Hip Dysplasia in Dogs – Uncomfortable but Manageable
7 July, 2015
Hip dysplasia is one of the most common skeletal diseases in dogs. Gender does not seem to be a factor, but some breeds are more likely to have the genetic predisposition for hip dysplasia than other breeds. Large breeds, such as the Great Dane, Saint Bernard, Labrador retriever and German Shepherd are most commonly affected. It is rare for smaller breed dogs to have the condition. Hip dysplasia is an inherited condition resulting from an improperly formed hip joint. Because the joint is loose, the dog’s leg bone moves around too much, causing painful wear and tear.
Hip Dysplasia symptoms can go from mild to severe
Some cases of hip dysplasia are so mild there are no symptoms, but if your dog seems stiff or sore in the hips when getting up, if he seems hesitant to exercise, stand on his hind legs or climb stairs, or if he’s limping or bunny-hopping, a visit to the vet is in order. Some of the more obvious symptoms are difficulty in getting up; your dog’s reluctance to run, jump, or climb stairs, and hobbling.
Hip Dysplasia can start as a puppy
Each case is different, depending on the dog. Hip dysplasia can begin to develop in puppies of five months old and worsen as they age or not show up at all until a dog has reached geriatric years. In many cases, though, the condition becomes visible in dogs in their middle or later years.
How to determine if your dog has hip dysplasia
If you notice any of the symptoms above, it is important to take your dog to your veterinarian for an x-ray.
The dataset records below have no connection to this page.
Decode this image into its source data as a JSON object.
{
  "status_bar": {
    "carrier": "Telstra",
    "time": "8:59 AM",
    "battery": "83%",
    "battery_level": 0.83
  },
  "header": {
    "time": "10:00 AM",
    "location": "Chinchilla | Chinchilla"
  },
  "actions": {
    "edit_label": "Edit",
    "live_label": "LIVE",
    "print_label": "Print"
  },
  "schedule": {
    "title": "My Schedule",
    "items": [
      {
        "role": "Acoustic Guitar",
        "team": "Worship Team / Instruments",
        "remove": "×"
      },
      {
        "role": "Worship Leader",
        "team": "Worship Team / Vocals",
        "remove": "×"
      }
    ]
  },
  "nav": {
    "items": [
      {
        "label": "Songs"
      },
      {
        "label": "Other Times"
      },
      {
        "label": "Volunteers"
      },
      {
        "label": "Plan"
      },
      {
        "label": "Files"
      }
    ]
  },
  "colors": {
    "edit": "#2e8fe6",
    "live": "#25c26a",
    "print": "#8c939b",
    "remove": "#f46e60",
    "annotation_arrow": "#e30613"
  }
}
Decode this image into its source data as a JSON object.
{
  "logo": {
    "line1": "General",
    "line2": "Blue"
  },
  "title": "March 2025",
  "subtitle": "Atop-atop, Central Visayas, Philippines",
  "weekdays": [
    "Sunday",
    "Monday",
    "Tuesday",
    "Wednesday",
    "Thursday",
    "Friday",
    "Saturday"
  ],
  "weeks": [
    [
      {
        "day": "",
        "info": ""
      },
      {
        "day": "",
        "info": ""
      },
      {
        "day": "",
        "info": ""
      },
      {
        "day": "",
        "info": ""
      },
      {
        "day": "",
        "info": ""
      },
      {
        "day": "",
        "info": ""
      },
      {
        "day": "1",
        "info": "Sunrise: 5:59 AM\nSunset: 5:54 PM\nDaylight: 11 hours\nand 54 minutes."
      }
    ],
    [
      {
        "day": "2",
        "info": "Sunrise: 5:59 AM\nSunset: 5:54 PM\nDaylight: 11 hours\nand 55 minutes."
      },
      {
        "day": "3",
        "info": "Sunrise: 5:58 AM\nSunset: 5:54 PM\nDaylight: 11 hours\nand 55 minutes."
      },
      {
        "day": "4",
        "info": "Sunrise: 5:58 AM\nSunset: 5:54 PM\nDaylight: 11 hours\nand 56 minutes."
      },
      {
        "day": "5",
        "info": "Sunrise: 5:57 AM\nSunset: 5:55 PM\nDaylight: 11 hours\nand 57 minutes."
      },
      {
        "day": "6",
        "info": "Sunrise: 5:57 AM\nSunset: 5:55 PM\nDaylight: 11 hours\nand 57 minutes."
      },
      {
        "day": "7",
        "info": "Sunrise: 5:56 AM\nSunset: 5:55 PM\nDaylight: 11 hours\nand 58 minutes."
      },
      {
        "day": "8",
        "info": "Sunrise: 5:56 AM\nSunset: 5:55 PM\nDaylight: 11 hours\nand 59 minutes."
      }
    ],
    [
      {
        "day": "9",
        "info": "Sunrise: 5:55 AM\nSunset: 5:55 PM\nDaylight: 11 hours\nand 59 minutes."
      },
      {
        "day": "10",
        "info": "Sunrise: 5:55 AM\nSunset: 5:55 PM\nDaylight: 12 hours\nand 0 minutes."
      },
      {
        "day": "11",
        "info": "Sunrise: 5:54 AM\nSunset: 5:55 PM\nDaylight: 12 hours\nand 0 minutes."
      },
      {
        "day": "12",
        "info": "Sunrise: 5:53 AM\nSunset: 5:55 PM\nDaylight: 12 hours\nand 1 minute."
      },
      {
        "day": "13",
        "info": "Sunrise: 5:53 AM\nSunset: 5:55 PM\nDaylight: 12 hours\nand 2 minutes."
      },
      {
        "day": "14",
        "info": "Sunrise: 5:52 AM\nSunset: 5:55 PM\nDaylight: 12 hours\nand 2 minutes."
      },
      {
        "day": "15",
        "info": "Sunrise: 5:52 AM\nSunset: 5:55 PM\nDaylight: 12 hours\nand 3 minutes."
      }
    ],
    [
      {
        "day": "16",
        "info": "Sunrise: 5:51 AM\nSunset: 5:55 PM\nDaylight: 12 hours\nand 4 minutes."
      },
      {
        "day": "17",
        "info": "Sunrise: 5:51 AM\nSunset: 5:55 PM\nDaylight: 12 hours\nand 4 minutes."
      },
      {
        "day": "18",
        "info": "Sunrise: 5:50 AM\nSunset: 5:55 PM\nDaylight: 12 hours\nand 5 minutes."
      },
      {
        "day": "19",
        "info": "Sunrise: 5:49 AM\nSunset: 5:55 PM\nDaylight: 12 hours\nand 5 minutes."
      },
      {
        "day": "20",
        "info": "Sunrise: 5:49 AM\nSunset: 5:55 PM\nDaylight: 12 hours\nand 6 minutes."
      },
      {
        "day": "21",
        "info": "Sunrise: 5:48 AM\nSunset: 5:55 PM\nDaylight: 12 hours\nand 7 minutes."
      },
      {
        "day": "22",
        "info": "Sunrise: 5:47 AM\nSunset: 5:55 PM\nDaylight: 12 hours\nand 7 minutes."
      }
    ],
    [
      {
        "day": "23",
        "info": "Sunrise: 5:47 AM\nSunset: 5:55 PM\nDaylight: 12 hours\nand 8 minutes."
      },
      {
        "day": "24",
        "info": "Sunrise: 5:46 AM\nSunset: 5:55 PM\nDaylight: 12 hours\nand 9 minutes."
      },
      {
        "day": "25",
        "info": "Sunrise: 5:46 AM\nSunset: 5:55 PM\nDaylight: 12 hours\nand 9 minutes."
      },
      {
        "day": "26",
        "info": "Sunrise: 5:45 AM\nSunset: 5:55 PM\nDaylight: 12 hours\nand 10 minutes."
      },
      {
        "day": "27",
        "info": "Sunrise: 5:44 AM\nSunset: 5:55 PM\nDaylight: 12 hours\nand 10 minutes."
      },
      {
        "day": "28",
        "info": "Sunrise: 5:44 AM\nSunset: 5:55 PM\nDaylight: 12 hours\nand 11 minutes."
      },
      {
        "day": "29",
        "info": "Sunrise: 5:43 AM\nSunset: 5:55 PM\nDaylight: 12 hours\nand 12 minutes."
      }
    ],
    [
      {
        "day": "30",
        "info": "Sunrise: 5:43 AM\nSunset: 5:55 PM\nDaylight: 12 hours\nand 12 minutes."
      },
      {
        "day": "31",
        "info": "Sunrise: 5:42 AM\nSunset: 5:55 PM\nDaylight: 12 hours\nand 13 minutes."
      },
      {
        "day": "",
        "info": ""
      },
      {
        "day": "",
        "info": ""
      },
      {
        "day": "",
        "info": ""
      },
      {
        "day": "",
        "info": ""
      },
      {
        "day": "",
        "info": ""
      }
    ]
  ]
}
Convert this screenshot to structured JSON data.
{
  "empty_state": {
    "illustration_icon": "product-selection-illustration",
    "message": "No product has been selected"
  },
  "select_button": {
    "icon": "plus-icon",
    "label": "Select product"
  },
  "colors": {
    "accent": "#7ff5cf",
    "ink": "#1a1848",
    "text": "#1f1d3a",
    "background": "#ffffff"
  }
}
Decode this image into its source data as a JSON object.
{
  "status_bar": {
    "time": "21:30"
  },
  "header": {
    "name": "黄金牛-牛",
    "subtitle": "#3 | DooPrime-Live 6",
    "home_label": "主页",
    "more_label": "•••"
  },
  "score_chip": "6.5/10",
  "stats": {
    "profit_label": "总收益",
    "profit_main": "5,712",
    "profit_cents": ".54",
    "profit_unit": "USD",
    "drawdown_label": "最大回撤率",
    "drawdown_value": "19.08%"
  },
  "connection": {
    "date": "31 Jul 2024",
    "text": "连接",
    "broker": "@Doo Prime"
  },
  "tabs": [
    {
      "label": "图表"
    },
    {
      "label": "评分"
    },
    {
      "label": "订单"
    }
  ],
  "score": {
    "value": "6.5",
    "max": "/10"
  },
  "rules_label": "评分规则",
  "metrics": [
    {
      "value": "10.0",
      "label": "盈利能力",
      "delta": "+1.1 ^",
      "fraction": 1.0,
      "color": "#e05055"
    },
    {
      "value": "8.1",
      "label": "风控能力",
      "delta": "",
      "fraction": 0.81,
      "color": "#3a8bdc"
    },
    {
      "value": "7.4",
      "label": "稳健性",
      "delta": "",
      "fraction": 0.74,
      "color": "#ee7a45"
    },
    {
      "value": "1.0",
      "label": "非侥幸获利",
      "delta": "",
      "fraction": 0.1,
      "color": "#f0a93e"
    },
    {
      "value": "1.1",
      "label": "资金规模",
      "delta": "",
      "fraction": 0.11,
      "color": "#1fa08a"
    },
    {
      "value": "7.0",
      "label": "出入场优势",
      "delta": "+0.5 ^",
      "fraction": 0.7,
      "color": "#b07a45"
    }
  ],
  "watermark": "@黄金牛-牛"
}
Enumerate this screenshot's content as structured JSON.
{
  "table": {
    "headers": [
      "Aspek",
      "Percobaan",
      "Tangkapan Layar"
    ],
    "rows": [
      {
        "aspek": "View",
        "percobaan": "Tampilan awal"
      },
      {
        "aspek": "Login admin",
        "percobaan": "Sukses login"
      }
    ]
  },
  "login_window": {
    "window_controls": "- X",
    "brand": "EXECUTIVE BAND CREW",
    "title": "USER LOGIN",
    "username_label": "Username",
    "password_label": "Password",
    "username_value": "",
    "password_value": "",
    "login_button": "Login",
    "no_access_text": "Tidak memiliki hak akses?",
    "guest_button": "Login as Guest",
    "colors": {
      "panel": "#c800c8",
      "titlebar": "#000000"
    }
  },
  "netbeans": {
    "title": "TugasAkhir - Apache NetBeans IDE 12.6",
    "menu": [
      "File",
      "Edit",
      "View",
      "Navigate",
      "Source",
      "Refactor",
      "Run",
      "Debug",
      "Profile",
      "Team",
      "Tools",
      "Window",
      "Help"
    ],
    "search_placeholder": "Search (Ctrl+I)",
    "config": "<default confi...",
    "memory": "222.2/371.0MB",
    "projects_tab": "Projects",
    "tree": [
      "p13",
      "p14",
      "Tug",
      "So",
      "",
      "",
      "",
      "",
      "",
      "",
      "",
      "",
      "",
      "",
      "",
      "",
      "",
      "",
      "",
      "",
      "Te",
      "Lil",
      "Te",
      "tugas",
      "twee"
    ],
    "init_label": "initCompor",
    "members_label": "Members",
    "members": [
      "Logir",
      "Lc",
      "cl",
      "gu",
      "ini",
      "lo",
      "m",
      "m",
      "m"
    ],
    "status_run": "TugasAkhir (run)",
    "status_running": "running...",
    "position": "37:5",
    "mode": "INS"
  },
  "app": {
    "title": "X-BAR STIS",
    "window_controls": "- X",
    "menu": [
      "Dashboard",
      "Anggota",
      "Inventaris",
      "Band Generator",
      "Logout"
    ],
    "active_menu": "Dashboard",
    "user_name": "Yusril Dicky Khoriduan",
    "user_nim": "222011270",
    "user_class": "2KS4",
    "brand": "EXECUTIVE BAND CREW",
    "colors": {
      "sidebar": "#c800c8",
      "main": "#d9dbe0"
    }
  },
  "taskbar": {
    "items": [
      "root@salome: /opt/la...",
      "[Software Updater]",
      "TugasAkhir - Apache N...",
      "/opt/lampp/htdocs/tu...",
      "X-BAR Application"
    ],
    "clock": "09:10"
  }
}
Your veterinarian will perform a complete physical exam on your dog, including a blood chemical profile, a complete blood count, an electrolyte panel and a urinalysis. Inflammation due to joint disease is usually noted in the complete blood count.
As part of determining the physical symptoms, your veterinarian will also need a thorough history of your dog’s health, onset of symptoms, and any possible incidents or injuries that might have contributed to your dog’s symptoms. Any information you have on your dog’s parentage will be helpful as well.
Treatment for hip dysplasia
Because hip dysplasia is caused by an inherited defect, there are no products that can prevent its development. There are several surgical options, including a complete hip replacement. However, a combination of healthy diet, maintaining a normal weight, exercise, massage, warm and dry sleeping areas, joint supplements, anti-inflammatories and pain-relieving medication can help
manage the condition. Your vet will help you with a daily pain-relieving program that is right for your dog.
Short, flat walks and mild exercise are usually the recommend for dogs with hip dysplasia
As always, you should consult your veterinarian about a good exercise program for your dog. Walking and moderate running can help strengthen the muscles around the joint. Your vet may recommend that you try a few short walks each day and be sure to let your dog set the pace. As a general rule, it’s smart to avoid jumping or running for long distances. If you can, consider letting your dog swim for exercise as swimming is excellent for the muscles surrounding his joints.
Hip Dysplasia can sometimes be treated without surgery
Your dog might be treated on an outpatient basis as long as he or she does not require surgery. The decision for whether your dog will undergo surgery will depend on your dog’s size, age, and intended function (i.e., whether your dog is a working dog, as many large breeds tend to be). It will also depend on the severity of joint looseness, degree of osteoarthritis, your veterinarian’s preference for treatment and your budget.
A total hip replacement is done in mature dogs that are not responding well to medical therapy and that are suffering from severe osteoarthritis. In this surgery the ball of the hip joint is removed, leaving muscles to act as the joint.
Weight control is extremely important in dogs with bad hips
Weight control is an important aspect of recovery and is recommended to decrease the pressure applied to the painful joint as the dog moves. You and your veterinarian will need to work together to minimize any weight gain associated with reduced exercise during recovery. Further, special diets designed for rapidly growing large-breed dogs may decrease the severity of hip dysplasia. It’s always important for dogs that are prone to hip dysplasia to keep their weight in a normal range to avoid undue pressure on their hips.